Courtesy of the Niagara Gazette
By Doug Smith
It’s gotta’ be better in the New York Collegiate Baseball League’s West than East, where one of the leading teams left the league with four games to play.
Minor- and collegiate-league baseball is always subject to the vagaries of attendance and enthusiasm. The minor-league encyclopedia is littered with notations “Hornell folded July 11, team moved to Patton.” But the Eastern Division Utica Brewers were second in the standings and first in attendance when, just over a week ago, they declared last call.
Base Paths pulled up to LeMoyne College last Sunday for the Brewers’ battle with the Syracuse Salt Cats. The place was padlocked. One lonely soccer dad awaited kickoff in that game in which left-handedness doesn’t matter.
At the Power game in Geneva that afternoon, the Bolts were all a-twitter with the social-network news that Utica had made the big u-turn. Piecing it together, Base Paths figured that Utica suffered some injuries, some players suffered from homesickness and suddenly the ranks were thin enough that the team asked permission to sign a few “locals.”
Under terms of the NYCBL’s agreement with co-sponsor Major League Baseball, the subs wouldn’t have enough games in to qualify for the playoffs and at that, the Brewers flew the coop.
Easterners were furious.
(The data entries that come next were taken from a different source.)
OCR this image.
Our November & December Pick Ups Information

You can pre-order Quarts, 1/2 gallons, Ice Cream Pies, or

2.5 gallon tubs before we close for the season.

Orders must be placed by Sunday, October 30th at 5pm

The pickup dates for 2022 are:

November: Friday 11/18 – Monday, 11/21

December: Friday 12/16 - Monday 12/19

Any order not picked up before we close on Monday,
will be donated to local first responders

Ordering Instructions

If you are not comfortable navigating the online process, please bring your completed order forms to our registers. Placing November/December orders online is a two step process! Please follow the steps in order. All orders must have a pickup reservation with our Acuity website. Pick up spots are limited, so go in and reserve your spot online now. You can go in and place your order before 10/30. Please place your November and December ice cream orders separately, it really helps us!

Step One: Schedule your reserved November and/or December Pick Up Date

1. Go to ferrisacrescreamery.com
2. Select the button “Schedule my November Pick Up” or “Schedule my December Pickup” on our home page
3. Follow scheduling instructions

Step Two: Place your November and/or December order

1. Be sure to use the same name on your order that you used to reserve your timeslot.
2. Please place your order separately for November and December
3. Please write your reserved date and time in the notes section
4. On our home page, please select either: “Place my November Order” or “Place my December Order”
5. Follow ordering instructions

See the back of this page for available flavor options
The Geneva Red Wings lost out on their closing night promotion. Top Salt Cat Martinez said that a principal playoff rival picked up three victories without lifting a bat.
“These things happen,” said Tom Bonekemper, long-time official of the Atlantic Collegiate League in the Philadelphia-New York metro area. “Kids go home.” Wayne County almost lost its NYCBL team some 10 years ago after a tragic on-field accident but pulled itself together and played out the string with a 15-man roster. Guys who’d never thrown a ball in anger in their lives stepped up to pitch and the Raptors, as they were known, made it to the finish line.
This year Power infielder Malachi Melton and catcher Frank Polino suffered season-ending injuries and begged to “hang around.” Neither needed to twist Power President Cal Kern’s arm.
The Eastern Division, adopted en masse from the National Baseball Federation two years ago, is furious. Base Paths wouldn’t be surprised to see it defect for 2013. Out here in the West, fans and managers alike hail the young men who stick it out. That’s far more important than any result.